Mind Games
I think I get influenced too easily. Whatever people say or do, I either believe their views or take it seriously. I’m not saying that I don’t have a mind of my own. But sometimes, I tend to become prejudice because of this. Am I too sensitive or is my instincts right? I really don’t know. I really wanna be a part of it. However, there are so many things that are holding me back. I’m used to a ‘team’ atmosphere. Got a problem? Thrash it out and forget about it man! That’s what the spirit is all about. I’ve been trying so hard, and I’m getting tired of the game. Time-out! It’s time to move on. I gotta do it, no matter how tough and hard it might be. Cliché, I know.

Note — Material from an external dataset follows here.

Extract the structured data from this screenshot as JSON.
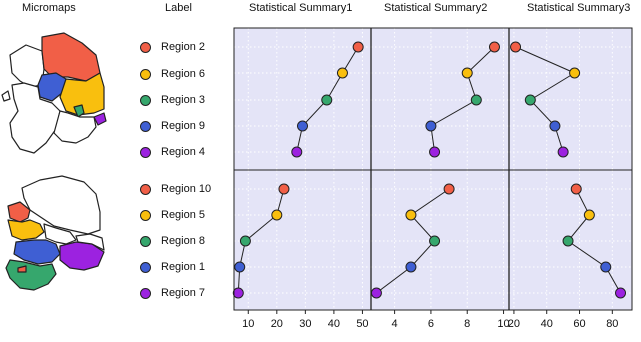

Today’s afternoon off from reality was great. Although I wished that I was back on court on a beautiful Friday afternoon, I had to sit out. I’m getting worried. My ankle is still giving me problems. Lots of problems. Sometimes when I walk, I just feel the sudden weakness in my legs. And, I still can’t do a half-about turn. Is this the end of my tennis days? It might be a good time to stay in the sidelines and concentrate on the path right in front of me. But the pull from behind is too strong. I’ve been doing this since I was a kid who just started running. Giving it up just like that is a no-go, not without a fight. Of course, I must also take into consideration my A levels, which is so darn worrying. Prelims 1 are round the corner, and I’m not even confident of it. What the future lies, I don’t know.